Last week we saw the publication of the latest Halifax House Price Index. As usual it sheds some interesting light on the housing market. Its main findings are:

  • House prices in the 3 months to February 2016 were 9.7% higher then in the same 3 months a year earlier.
  • House prices in the last 3 months were 3% higher then in the preceding three months.
  • House prices decreased by 1.4% between January and February. This offset much of January's 1.7% rise.
  • Increase in areas where homes have risen more in value than owners total earnings.
  • Home sales remain on an upward trend - 9.3% higher then 12 months ago.
  • Mortgage approval higher. 5% increase in approvals between December and January, now stand at 74,600 approvals, which is the highest level since January 2014.
  • House supply remains low but showing signs of slight improvement.
  • Number of new homes built increased by 7% between Q3 and Q4 2015. Overall completions were 20% higher in 2015 than 2014 and are at their highest annual level since 2008.

Will changes to the immigration bill protect Southampton's landlords?

Landlords will no longer be immediately criminalised for failing to pick up illegal tenants, according to the Residential Landlords Association (RLA).
The landlord body has been campaigning for changes to the government's Right To Rent legislation and says the government has now agreed to changes to the immigration bill which will provide protection for landlords who take reasonable steps in an appropriate time frame to terminate tenancies of tenants in the country illegally. 
Previously under the bill, landlords would face immediate criminal sanctions upon discovery that they failed to ensure their tenants had the right to rent property in the UK.
The Government has also agreed to look at changes to regulations to enable landlords to provide information such as tenancy deposit schemes to tenants via email instead of in paper form as currently is required.

Speaking for landlords, the Residential Landlords Association (RLA) has campaigned for both changes and very much welcomes the Government’s proposals.
RLA chairman Alan Ward said: “The RLA warmly welcomes the Government’s pragmatic changes to its right to rent scheme that will provide protection for good landlords from the unintended consequences of the policy.
“It is also welcome that the Government is willing to look at how electronic information can be better used to provide tenants with the legal information they require. In the 21st Century it is ridiculous that landlords are expected to print so much paper when it can be provided at the simple click of the button.”

Are Southampton retirees raiding their pensions for buy 2 let?

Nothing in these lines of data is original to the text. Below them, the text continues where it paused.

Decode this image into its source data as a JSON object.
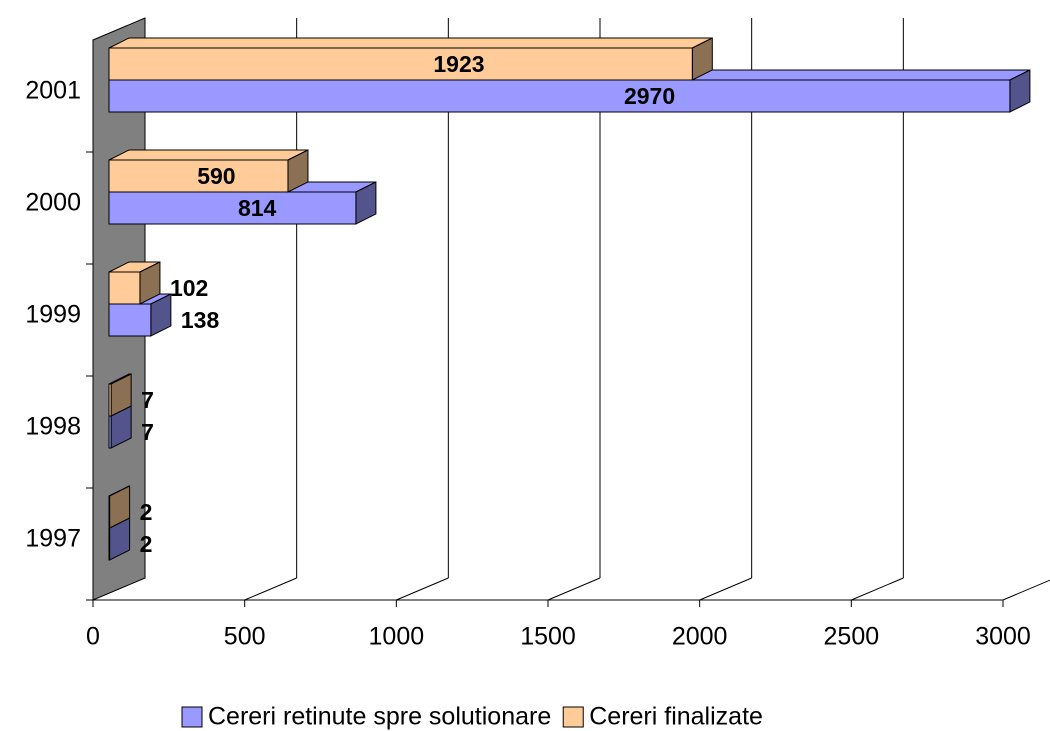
{
  "chart_data": {
    "type": "bar3d_horizontal",
    "categories": [
      "1997",
      "1998",
      "1999",
      "2000",
      "2001"
    ],
    "series": [
      {
        "name": "Cereri retinute spre solutionare",
        "color": "#9999ff",
        "values": [
          2,
          7,
          138,
          814,
          2970
        ]
      },
      {
        "name": "Cereri finalizate",
        "color": "#ffcc99",
        "values": [
          2,
          7,
          102,
          590,
          1923
        ]
      }
    ],
    "xlim": [
      0,
      3000
    ],
    "xticks": [
      0,
      500,
      1000,
      1500,
      2000,
      2500,
      3000
    ],
    "grid": true
  }
}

Downsizing has fallen out of favour with older homeowners, with more and more purchasing their dream retirement property and then renting it out until they are ready to move in.
According to research released today by Prudential, 20 per cent of over-55s would consider making a buy to let investment with the intention of living in it themselves one day, while a third (32 per cent) of those who already have a buy to let property are thinking about moving into it sometime in the future.
However, when asked how they intended to fund their purchase, around half (52 per cent) said they would take a lump sum from their pension.
"The advent of older people opting to buy-to-let-to-retire is an interesting development, and in a post-pension freedoms world its appeal is understandable," said Stan Russell, a retirement expert at Prudential. "However, there are a number of risks involved for anyone looking to take money from their pension savings, irrespective of the reasons."
Since the pension freedoms came into force last April, those aged 55 or over are able to withdraw money from their pensions pot without first purchasing an annuity.
Russell continued: "The simplest approach for most people looking to give themselves choices and secure their ideal home when they retire is to save as much as possible into a pension as early as possible in their working life."
From 1 April this year, an additional three per cent will be charged on stamp duty land tax (SDLT) for those purchasing a buy to let property. The new charge was announced in last November's Autumn Statement.

Government launched a consultation into the new higher rate of SDLT in December last year and is currently analysing the feedback it received.